Ajao is open to the idea of a so-called robot tax, to help level the playing field as society becomes more automated, and says that everyone needs to be given the tools to have a stake in that future.
“We need to put people in a position where they can contribute, and that goes back to very basic things like education and healthcare,” he says.
Europe playing catchup
Ajao and Base10 keep their eye on the European startup sector, and invested in Berlin-based logistics startup Warehousing1 earlier this year.
While he is upbeat about the prospects of European tech, Ajao believes that the gap between north and south looms large.
“Northern Europe is far better off than southern Europe when it comes to innovating technology,” he says. “When I meet with Swedish entrepreneurs and I meet with Spanish entrepreneurs, you do see a difference.”
As Ajao sees it, Spanish entrepreneurs remain hampered by the antiquated education systems that he observed when he went through the system: “It teaches you hard work, repetition, long hours, but I'm not sure if those are the skills we want to bet on.”
“That's not very conducive to a culture of innovation and questioning things and how you can fix stuff around you.
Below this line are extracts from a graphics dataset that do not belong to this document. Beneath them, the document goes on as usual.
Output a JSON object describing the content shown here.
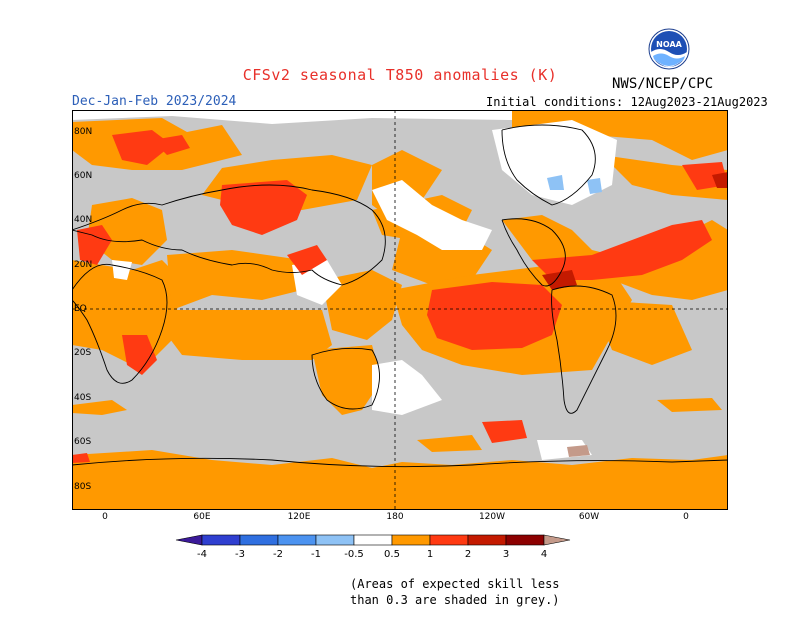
{
  "title": "CFSv2 seasonal T850 anomalies (K)",
  "agency": "NWS/NCEP/CPC",
  "logo_text": "NOAA",
  "season": "Dec-Jan-Feb 2023/2024",
  "initial_conditions": "Initial conditions: 12Aug2023-21Aug2023",
  "lat_labels": [
    "80N",
    "60N",
    "40N",
    "20N",
    "EQ",
    "20S",
    "40S",
    "60S",
    "80S"
  ],
  "lon_labels": [
    "0",
    "60E",
    "120E",
    "180",
    "120W",
    "60W",
    "0"
  ],
  "colorbar": {
    "labels": [
      "-4",
      "-3",
      "-2",
      "-1",
      "-0.5",
      "0.5",
      "1",
      "2",
      "3",
      "4"
    ],
    "colors": {
      "lt_-4": "#3b1a99",
      "-4_-3": "#2f3fd0",
      "-3_-2": "#2f6fe0",
      "-2_-1": "#4c93f0",
      "-1_-0.5": "#8ec2f5",
      "-0.5_0.5": "#ffffff",
      "0.5_1": "#ff9900",
      "1_2": "#ff3a12",
      "2_3": "#c41a00",
      "3_4": "#8c0000",
      "4_plus": "#c49a8a"
    }
  },
  "skill_note": [
    "(Areas of expected skill less",
    "than 0.3 are shaded in grey.)"
  ],
  "colors": {
    "grey_low_skill": "#c8c8c8",
    "title_red": "#e8302a",
    "season_blue": "#2c5fb8"
  }
}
For me it really starts there. I think that a big, big reform is paramount and I'm not the only or loudest voice talking about this,” he argues.
That said, Ajao is highly complimentary of what has been achieved to date in Spain, as the startup sector continues to grow.
“Spanish entrepreneurs are great, as is the whole ecosystem that is being created. To me, Spanish entrepreneurs are succeeding in spite of what they're taught in the educational system there,” he says.
Ajao is still involved with tech companies in Spain, and talks fondly of the country where his career began. And just as he’s optimistic about the role of tech in the future of society, he’s optimistic about the future of Spanish startups, even if there’s some serious catching up to do.